1. Une coupure prolongée qui change la donne
Depuis plus de soixante jours, l’Iran connaît une interruption d’accès à l’internet à une échelle inédite pour une société connectée : une coupure motivée par une succession de crises — du mouvement vert de 2009 aux manifestations de 2019, en passant par la mort de Mahsa Amini en 2022 et la répression début 2026 — et amplifiée par des frappes et tensions régionales en 2025‑2026. Cette situation marque un tournant : loin d’un blackout total isolé, les autorités pratiquent désormais une gestion sélective et durable de l’accès au réseau national, au risque de transformer l’interruption en norme.
2. Internet Pro et la liste blanche : l’accès réservé
Les autorités ont institué un système d’Internet Pro et une liste blanche non publique qui accordent un accès maintenu à une partie de la population, au prix d’un enregistrement strict. Exemples concrets de bénéficiaires mentionnés : chefs d’entreprise, médecins, universitaires. Le dispositif inclut des priorités tarifaires et techniques qui remettent en cause la neutralité du net.
- Critères d’accès : pièces d’identité, documents professionnels, recommandations.
- Groupes favorisés : professions jugées « essentielles » ou porteuses de la voix officielle.
- Conséquence : privilège remplaçant le droit d’accès universel.
3. Les outils techniques du contrôle fin
Le régime s’appuie sur une architecture réseau centralisée qui permet des coupures localisées ou segmentées par groupe d’utilisateurs : filtrage d’adresses IP, limitation de flux par secteur géographique, et infrastructure du Réseau national d’information (NIN). Ces mesures rendent risqué l’usage de VPN ou de solutions satellitaires comme Starlink, et permettent de maintenir un accès différencié sans rétablir une connectivité entière.
- Contrôle par IP : isolation d’îlots urbains ou de catégories d’usagers.
- Filtrage de contenus : blocage sélectif de plateformes et applications.
- NIN : substitution progressive à l’internet mondial.

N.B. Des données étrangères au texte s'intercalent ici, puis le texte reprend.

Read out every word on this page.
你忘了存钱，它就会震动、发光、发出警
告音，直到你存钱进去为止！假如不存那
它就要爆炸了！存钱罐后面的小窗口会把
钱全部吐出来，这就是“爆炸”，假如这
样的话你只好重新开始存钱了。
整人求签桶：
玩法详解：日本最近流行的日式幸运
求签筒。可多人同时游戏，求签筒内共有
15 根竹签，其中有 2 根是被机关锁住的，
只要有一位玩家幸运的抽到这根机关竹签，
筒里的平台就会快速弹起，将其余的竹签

4. Impact économique et social immédiat
Le blackout et l’internet à deux vitesses ont des conséquences directes : NetBlocks estime des pertes de l’ordre de 37 millions de dollars par jour et près de 10 millions d’Iraniens voient leurs revenus affectés. Sur le plan social, la restriction réduit les possibilités d’expression et d’organisation citoyenne tout en accentuant les inégalités d’accès à l’information.
- Perte financière : interruption des services numériques et du commerce en ligne.
- Emploi : travailleurs du numérique et petites entreprises impactés.
- Libertés : silenciation des dissidences et surveillance accrue.
5. Enjeux politiques et fragilité du modèle
Le choix d’un internet à deux vitesses vise la sécurité nationale mais pose un dilemme : contrôler les risques perçus sans étouffer l’économie numérique nécessaire au pays. Des analystes comme Kavé Salamatian soulignent que la stratégie peut fonctionner à court terme mais reste fragile à long terme, car l’internet est devenu une commodité essentielle et résistante aux barrières artificielles.
- Argument officiel : lutte contre des « opérations terroristes » et menaces extérieures.
- Tension interne : contestation croissante face à la classification sociale de l’accès.
- Risques : dégradation durable de l’innovation et fuite des talents.
6. Résilience, contournements et perspectives
Malgré la répression, la société civile et des experts mettent en place des réponses techniques et juridiques : formation à la cybersécurité, outils de contournement lorsque possible, et pression internationale pour protéger les droits numériques. L’histoire montre que les mesures de cloisonnement restent vulnérables ; les autorités peuvent gagner du temps, mais la demande d’accès libre et l’ingéniosité des usagers créent des voies de contournement et de résistance qui rendent ce modèle difficilement durable.
- Initiatives : formation en cybersécurité, réseaux alternatifs, pressions diplomatiques.
- Limite stratégique : concilier sécurité et survie économique est un défi constant.
- Perspective : un internet sélectif peut durer, mais il reste confronté à la réalité des usages et de la demande sociale.